UK Prime Minister Liz Truss will make a statement and hold a news conference later on Friday, Downing Street officials said amid fierce speculation she is about to u-turn again on her government’s disastrous mini-budget – this time on a planned cut in corporation tax.
Finance Minister Kwasi Kwarteng, who delivered the proposed packaged of unfunded tax cuts that sent markets into a tailspin, left a meeting of the International Monetary Fund in Washington a day early for urgent talks with Truss.
Speculation mounted on Thursday that the government was set to scrap all or parts of the mini-budget, which included £45bn of unfunded tax cuts but no spending review or economic forecasts.

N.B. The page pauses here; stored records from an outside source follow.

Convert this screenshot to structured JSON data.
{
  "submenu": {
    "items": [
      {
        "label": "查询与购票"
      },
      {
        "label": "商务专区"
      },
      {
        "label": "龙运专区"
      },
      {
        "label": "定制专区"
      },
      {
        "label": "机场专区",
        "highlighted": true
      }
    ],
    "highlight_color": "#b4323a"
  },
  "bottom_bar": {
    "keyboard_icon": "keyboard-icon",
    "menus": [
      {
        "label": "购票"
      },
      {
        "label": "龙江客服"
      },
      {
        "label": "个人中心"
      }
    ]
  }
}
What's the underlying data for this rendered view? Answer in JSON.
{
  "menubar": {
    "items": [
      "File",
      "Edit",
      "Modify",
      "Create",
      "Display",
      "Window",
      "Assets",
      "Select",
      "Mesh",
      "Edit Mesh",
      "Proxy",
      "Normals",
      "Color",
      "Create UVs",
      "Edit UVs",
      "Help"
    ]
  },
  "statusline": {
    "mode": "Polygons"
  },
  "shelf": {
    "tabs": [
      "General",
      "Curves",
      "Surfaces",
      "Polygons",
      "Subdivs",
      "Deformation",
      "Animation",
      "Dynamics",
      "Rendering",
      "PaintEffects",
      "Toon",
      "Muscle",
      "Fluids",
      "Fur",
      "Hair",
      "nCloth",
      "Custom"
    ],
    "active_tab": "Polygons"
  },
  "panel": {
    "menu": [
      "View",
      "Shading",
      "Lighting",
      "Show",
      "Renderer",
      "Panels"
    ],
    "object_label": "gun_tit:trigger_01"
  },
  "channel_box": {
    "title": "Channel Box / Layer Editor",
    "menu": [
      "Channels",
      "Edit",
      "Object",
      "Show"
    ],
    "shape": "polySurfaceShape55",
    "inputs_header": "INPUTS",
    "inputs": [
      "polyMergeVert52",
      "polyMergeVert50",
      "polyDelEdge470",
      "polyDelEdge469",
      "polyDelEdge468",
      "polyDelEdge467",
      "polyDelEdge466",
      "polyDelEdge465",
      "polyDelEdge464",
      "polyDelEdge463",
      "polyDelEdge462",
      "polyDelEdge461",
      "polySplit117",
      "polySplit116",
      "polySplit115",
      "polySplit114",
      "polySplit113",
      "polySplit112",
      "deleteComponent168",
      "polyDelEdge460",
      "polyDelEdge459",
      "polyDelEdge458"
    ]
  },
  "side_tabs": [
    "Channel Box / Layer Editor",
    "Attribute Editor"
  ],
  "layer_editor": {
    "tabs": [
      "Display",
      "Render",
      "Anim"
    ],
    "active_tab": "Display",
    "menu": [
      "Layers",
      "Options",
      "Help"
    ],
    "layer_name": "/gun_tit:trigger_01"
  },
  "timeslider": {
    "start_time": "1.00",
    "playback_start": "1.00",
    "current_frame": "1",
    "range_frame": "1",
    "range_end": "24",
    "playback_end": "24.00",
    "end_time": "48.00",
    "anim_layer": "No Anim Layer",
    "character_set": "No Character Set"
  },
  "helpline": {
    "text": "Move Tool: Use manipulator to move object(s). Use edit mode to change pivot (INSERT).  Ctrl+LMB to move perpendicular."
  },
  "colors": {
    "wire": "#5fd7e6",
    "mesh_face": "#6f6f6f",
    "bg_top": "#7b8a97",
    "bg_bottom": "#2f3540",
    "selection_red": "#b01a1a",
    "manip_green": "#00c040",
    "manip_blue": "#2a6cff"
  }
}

The pound rallied while gilt yields ticked lower on the speculation, although there was no official statement from Downing Street.
Kwarteng’s early return to London coincides with the Bank of England ending its emergency £65bn bond-buying package of support, which it launched in the aftermath of the mini-budget. The statement caused the pound to plunge and gilt yields to rise, and the central bank was forced to step in to prevent at-risk pension funds from collapsing.
The government has already scrapped the politically-unpopular planned abolition of the 45p tax rate and has brought forward its spending plans – and the publication of the Office for Budget Responsibility’s forecasts – to 31 October, from the originally scheduled 23 November.